Le monarque est chanceux s’il est bien inspiré, et tout gouvernement s’effondre s’il est mal éclairé. Colosse aux pieds d’argile, le temps et les amours déçus, les ventes occasionnant de successifs démembrements, ont eu raison de son unité, le château résistant aux quatre vents ne bat plus que le pavillon d’un passé hanté par un homme fantasque, soumis aux caprices amoureux et leurs suites funestes. En bas, il ne reste plus que La Plancha, autrefois moulin puis local hydroélectrique régissant tout le domaine, et Blue Cargo, ancien pavillon, tous deux devenus restaurants, ouverts sur l’océan.

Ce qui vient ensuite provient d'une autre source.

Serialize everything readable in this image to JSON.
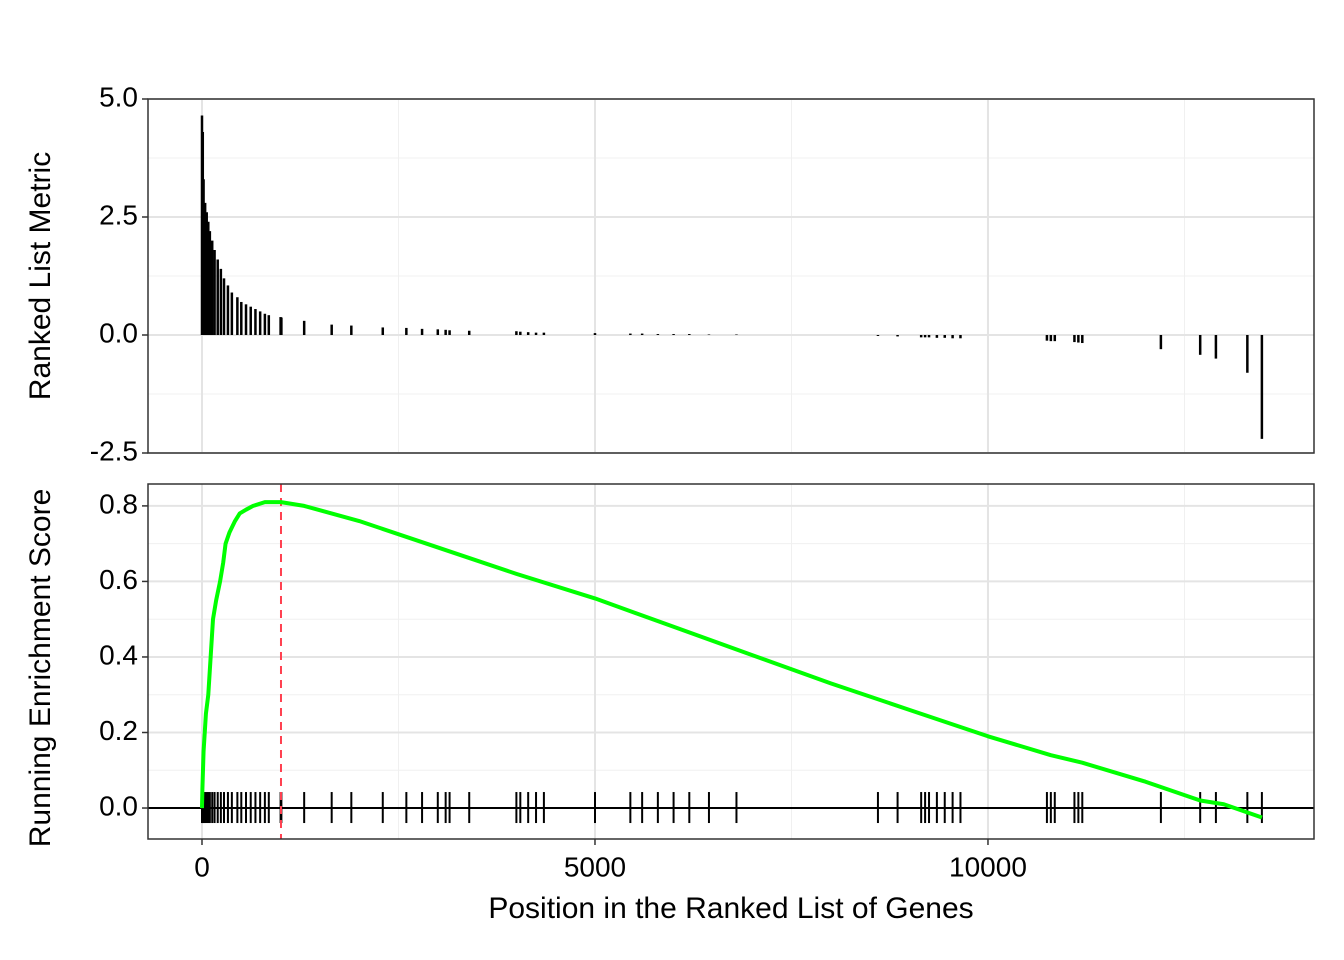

Et dire que tout le site renfermait jadis l’esprit de son siècle, un condensé des avancées technologiques : électricité, téléphone, adduction d’eau et assainissement, fosse septique, paratonnerre et climatisation ! Sans compter les jardins où Confucius ou Lao Tseu eussent pu deviser en hôtes familiers.

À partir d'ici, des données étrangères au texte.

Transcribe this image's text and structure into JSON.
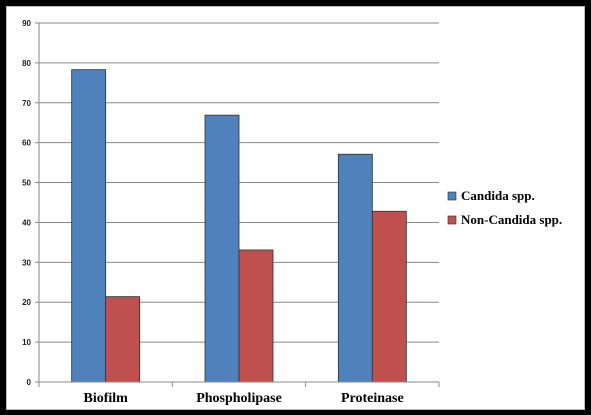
{
  "chart_data": {
    "type": "bar",
    "categories": [
      "Biofilm",
      "Phospholipase",
      "Proteinase"
    ],
    "series": [
      {
        "name": "Candida spp.",
        "values": [
          78.3,
          66.9,
          57.1
        ],
        "color": "#4f81bd"
      },
      {
        "name": "Non-Candida spp.",
        "values": [
          21.4,
          33.1,
          42.8
        ],
        "color": "#c0504d"
      }
    ],
    "ylim": [
      0,
      90
    ],
    "yticks": [
      0,
      10,
      20,
      30,
      40,
      50,
      60,
      70,
      80,
      90
    ],
    "title": "",
    "xlabel": "",
    "ylabel": "",
    "grid": true,
    "legend_position": "right"
  }
}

Une fourmilière ou usine magnifique, cité futuriste achevée en 1898, déclinant et résumant l’Exposition Universelle, neuf ans plus tôt.

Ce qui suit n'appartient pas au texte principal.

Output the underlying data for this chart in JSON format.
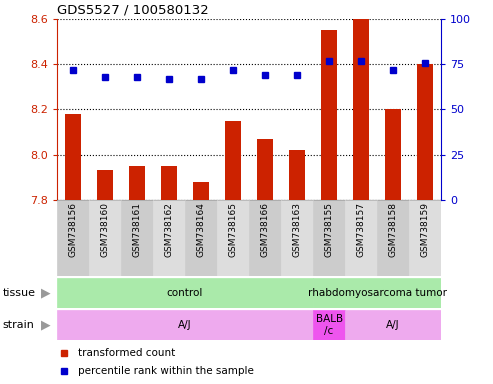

Bâtisse grandiose, conçue pour abriter Amour, messager à éclipses, golf sans durée, sanatorium et garnison, les aléas l’ont ornée de leur triste couronne, la marque du mauvais sort.

Sur la colline de Handia, la belle endormie, la Walkyrie n’attend plus que son Prince, pour que d’un baiser il la réveille et lui redonne vie, son faste, ses trésors engloutis.

Sur la plage d’Ilbarritz dont les hauteurs s’effritent en pans entiers face à la marée , l’histoire s’invite â tes pensées.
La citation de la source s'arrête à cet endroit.